Developers and security teams should review dependencies, restrict publishing permissions, and audit workflows that can access registry tokens, GitHub OIDC identities, cloud secrets, and production deployment credentials.

  1. Enable dependency review before package updates reach production builds.
  2. Use package lockfiles and avoid automatic upgrades for high-risk environments.
  3. Apply release-age cooldowns to reduce exposure to freshly published malicious versions.
  4. Audit GitHub Actions workflows that use pull_request_target or privileged tokens.
  5. Limit npm, PyPI, and GitHub publishing permissions to the smallest required scope.
  6. Rotate secrets after any confirmed install of a malicious package.
  7. Rebuild CI/CD runners from clean images after suspected compromise.
  8. Monitor for unusual repositories, suspicious branches, and unexpected package version bumps.
  9. Block known malicious infrastructure when indicators become available.
  10. Train developers to treat unexpected package updates as a security event.

Why this contest matters for open-source security

The contest shows how cybercrime groups now borrow tactics from normal software communities. They use branding, public challenges, shared tooling, and reputation systems to attract participants and scale attacks.

For open-source maintainers, this adds another burden. A project does not need to be a household name to become useful to attackers. Smaller packages can still hold publishing rights, build tokens, and downstream trust.

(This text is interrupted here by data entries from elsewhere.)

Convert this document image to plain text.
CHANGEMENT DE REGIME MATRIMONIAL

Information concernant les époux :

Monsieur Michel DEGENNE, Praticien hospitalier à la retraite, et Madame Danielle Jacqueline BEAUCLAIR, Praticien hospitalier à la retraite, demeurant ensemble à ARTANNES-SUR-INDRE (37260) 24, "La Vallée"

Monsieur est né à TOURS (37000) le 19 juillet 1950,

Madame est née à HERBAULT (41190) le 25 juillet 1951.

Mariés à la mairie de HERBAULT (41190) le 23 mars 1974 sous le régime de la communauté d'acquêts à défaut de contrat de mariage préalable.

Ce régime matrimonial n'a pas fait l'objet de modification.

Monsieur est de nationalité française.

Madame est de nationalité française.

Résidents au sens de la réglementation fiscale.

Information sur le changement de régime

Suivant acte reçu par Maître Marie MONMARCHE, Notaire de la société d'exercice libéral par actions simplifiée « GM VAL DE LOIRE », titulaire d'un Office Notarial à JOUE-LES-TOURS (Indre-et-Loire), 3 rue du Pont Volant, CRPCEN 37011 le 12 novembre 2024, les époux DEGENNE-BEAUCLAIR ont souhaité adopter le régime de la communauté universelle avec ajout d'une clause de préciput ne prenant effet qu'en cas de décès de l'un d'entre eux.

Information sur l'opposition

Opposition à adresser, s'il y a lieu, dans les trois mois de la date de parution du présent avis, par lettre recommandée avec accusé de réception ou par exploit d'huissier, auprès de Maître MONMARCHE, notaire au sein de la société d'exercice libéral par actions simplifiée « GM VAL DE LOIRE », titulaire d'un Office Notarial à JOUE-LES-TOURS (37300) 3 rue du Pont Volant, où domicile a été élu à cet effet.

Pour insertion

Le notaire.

For enterprises, the lesson is clear. Supply chain security now depends on watching the full path from source code to release pipeline to dependency update. Attackers are not only trying to steal credentials. They are trying to turn trusted software delivery into their distribution network.

FAQ

What is the TeamPCP and BreachForums supply chain contest?

It is a reported cybercrime contest promoted by TeamPCP and BreachForums that offers $1,000 in Monero for the biggest open-source package compromise using Shai-Hulud tooling.

Why is the Shai-Hulud contest dangerous?

The contest reportedly scores attackers by package download counts, which can encourage attacks against popular dependencies and broad compromise of smaller packages across the open-source ecosystem.

What is TeamPCP?

TeamPCP is a threat group linked by security researchers to supply chain attacks against developer tools, CI/CD workflows, package registries, Docker images, GitHub Actions, and open-source infrastructure.

How can developers protect against Shai-Hulud-style attacks?

Developers should review dependency updates, avoid automatic upgrades in sensitive environments, audit CI/CD workflows, restrict publishing permissions, rebuild compromised runners, and rotate secrets after any confirmed exposure.